Local Artist Sarah McEwan about the art of celebrating regional women
By Sarah McEwan, Sandigo
As featured in the 2018 Country Web Annual.
On Sunday 10 August 2010, my husband Vic and I closed the roller door of our Marrickville home for the very last time. We can still remember that feeling as we drove off into the early morning light—one of total terror thinking, ‘what have we done!’
We had spent our adult lives living in the inner-west of Sydney where we had a concrete block warehouse with a cement floor where we held gigs and exhibitions in our ‘illegal’ underground warehouse/home called the Cad Factory. We were part of a vibrant, warm and generous community of musicians and artists. Together, we all shaped a rich and energetic underground culture.
Our new home we were driving towards was six hours from Sydney down the Hume Highway, 30 km from Narrandera, in a place called Birrego, surrounded by dry inland cropping and thousands of sheep and cattle. Our falling down one-room school house built in 1886 had no running water, a bathroom with a hessian sack for a wall and possums living openly in the main school room. Being five months pregnant at the time of moving meant we had a lot of work to do before we could comfortably live with a baby.
In hindsight, our naivety served us well. If we had knowingly known what was in store for us in repairing and renovating the school house, plus building a beautiful world-class recording studio, there’s no way we would have willingly taken such a risk!
We stumbled, scrounged, questioned and finally, eight years later, we have spent the last few years enjoying our dream set up. I often think to myself it really is amazing what two people can do together when they share a similar vision.
Our rural move was because we wanted a new adventure and to have more space for creating artworks and supporting creative practices. We wanted a house and studio space to live and work in, and a place where visiting artists and musicians could work too. This third Cad Factory space we live in now is much more ‘grown up’ than our earlier years. When we started in 2004, above a pizza supply shop in Marrickville, we held all night gigs. Now, we are a not-for-profit artist led organisation creating an international program of new, immersive and experimental work guided by authentic exchanges, ethical principles, people and place.
Our rural move has changed us deeply—I would say for the better. The vast open skies of the Riverina has given us opportunities beyond what we thought was ever possible. Our arts practice has become more rigorous, engaged and ambitious.
For the last year, I have been fortunate enough to have received a Create NSW Regional Fellowship that allowed me to travel to Duke University in North Carolina and the Women’s Centre for Creative Work in Los Angeles to research for new exhibitions.
Part of this research culminated in an exhibition at Western Plains Cultural Centre in Dubbo called Unbind Me, that opened on 30 June and closed on 2 September, with more than 10 000 people viewing it.

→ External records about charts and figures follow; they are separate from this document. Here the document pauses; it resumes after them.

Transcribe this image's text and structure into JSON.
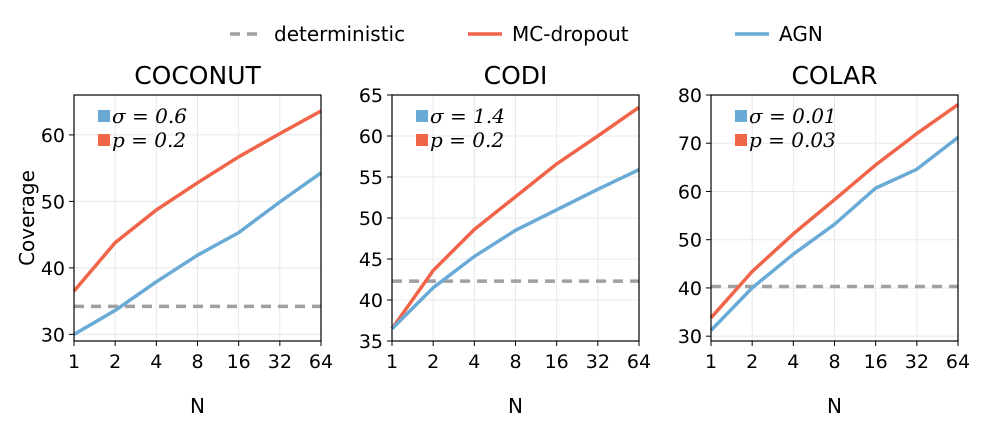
{
  "legend": {
    "items": [
      {
        "label": "deterministic",
        "color": "#a0a0a0",
        "style": "dashed"
      },
      {
        "label": "MC-dropout",
        "color": "#f06449",
        "style": "solid"
      },
      {
        "label": "AGN",
        "color": "#69aad6",
        "style": "solid"
      }
    ]
  },
  "chart_data": [
    {
      "type": "line",
      "title": "COCONUT",
      "xlabel": "N",
      "ylabel": "Coverage",
      "categories": [
        "1",
        "2",
        "4",
        "8",
        "16",
        "32",
        "64"
      ],
      "ylim": [
        29,
        66
      ],
      "yticks": [
        30,
        40,
        50,
        60
      ],
      "series": [
        {
          "name": "MC-dropout",
          "values": [
            36.5,
            43.8,
            48.7,
            52.8,
            56.7,
            60.2,
            63.6
          ]
        },
        {
          "name": "AGN",
          "values": [
            30.0,
            33.6,
            37.9,
            41.9,
            45.3,
            49.9,
            54.3
          ]
        }
      ],
      "deterministic": 34.2,
      "annotations": [
        {
          "text": "σ = 0.6",
          "color": "#69aad6"
        },
        {
          "text": "p = 0.2",
          "color": "#f06449"
        }
      ]
    },
    {
      "type": "line",
      "title": "CODI",
      "xlabel": "N",
      "ylabel": "",
      "categories": [
        "1",
        "2",
        "4",
        "8",
        "16",
        "32",
        "64"
      ],
      "ylim": [
        35,
        65
      ],
      "yticks": [
        35,
        40,
        45,
        50,
        55,
        60,
        65
      ],
      "series": [
        {
          "name": "MC-dropout",
          "values": [
            36.5,
            43.6,
            48.6,
            52.6,
            56.6,
            60.0,
            63.5
          ]
        },
        {
          "name": "AGN",
          "values": [
            36.5,
            41.5,
            45.3,
            48.5,
            51.0,
            53.5,
            55.9
          ]
        }
      ],
      "deterministic": 42.3,
      "annotations": [
        {
          "text": "σ = 1.4",
          "color": "#69aad6"
        },
        {
          "text": "p = 0.2",
          "color": "#f06449"
        }
      ]
    },
    {
      "type": "line",
      "title": "COLAR",
      "xlabel": "N",
      "ylabel": "",
      "categories": [
        "1",
        "2",
        "4",
        "8",
        "16",
        "32",
        "64"
      ],
      "ylim": [
        29,
        80
      ],
      "yticks": [
        30,
        40,
        50,
        60,
        70,
        80
      ],
      "series": [
        {
          "name": "MC-dropout",
          "values": [
            33.8,
            43.4,
            51.2,
            58.3,
            65.5,
            72.0,
            78.0
          ]
        },
        {
          "name": "AGN",
          "values": [
            31.2,
            40.0,
            47.0,
            53.2,
            60.7,
            64.6,
            71.2
          ]
        }
      ],
      "deterministic": 40.3,
      "annotations": [
        {
          "text": "σ = 0.01",
          "color": "#69aad6"
        },
        {
          "text": "p = 0.03",
          "color": "#f06449"
        }
      ]
    }
  ]
}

The exhibition was creating feminist time travel beginning with Hesiod (c700BCE) in the Iron Age and running through to contemporary artist ‘Truth Tellers’ who face complex and competing ideologies. In making artworks about key philosophers, poets, authors, historians, economists, activists and artists who have contributed to the world over the past 2700 years, you can see a clear narrative of the historical limitations placed on women from all aspects of life including; philosophy, science, religion and education. You can also see how much has changed and been achieved since the Iron Age.
I still find it unfathomable to believe that 2500 years ago Plato started his Academy to foster philosophical education, but it wasn’t until 1881 that the first woman, Bella Geurin, completed a Bachelor of Arts at Melbourne University! The education gap widens for Indigenous women with Margaret Valadian being the first Indigenous woman to complete a Bachelor of Social Work at the University of Queensland in 1967.
During my eight years of living regionally, I have witnessed the drive of rural women to actively change the practical, social and emotional experience of regional life—for themselves, for their families, for their friends and for their communities. I see this in events like the NSW Rural Women’s Gatherings that Narrandera was lucky enough to host in 2017, publications like The Country Web and Graziher, along with the Hidden Treasure Honour Roll and so many other groups and committees. I see this with my friends and the way they care, with such love, for other people.
These kinds of activities inspire me in my creative practice. I hope that in my very own small way, I can build on the work of these trailblazing rural Australian women who have come before me and who work alongside me.
Local Sandigo Artist Sarah McEwan from the Cad Factory is currently working on her upcoming exhibition ‘Feelings from Bodies’ . The exhibition brings together the voices of 50 anonymous survey participants who were asked what makes them feel hopeful, fearful, think of change, destruction and feminism. All of these intimate answers inform and create this artwork which will be exhibited from 9th February to 31st March 2019 at the Wagga Wagga Art Gallery.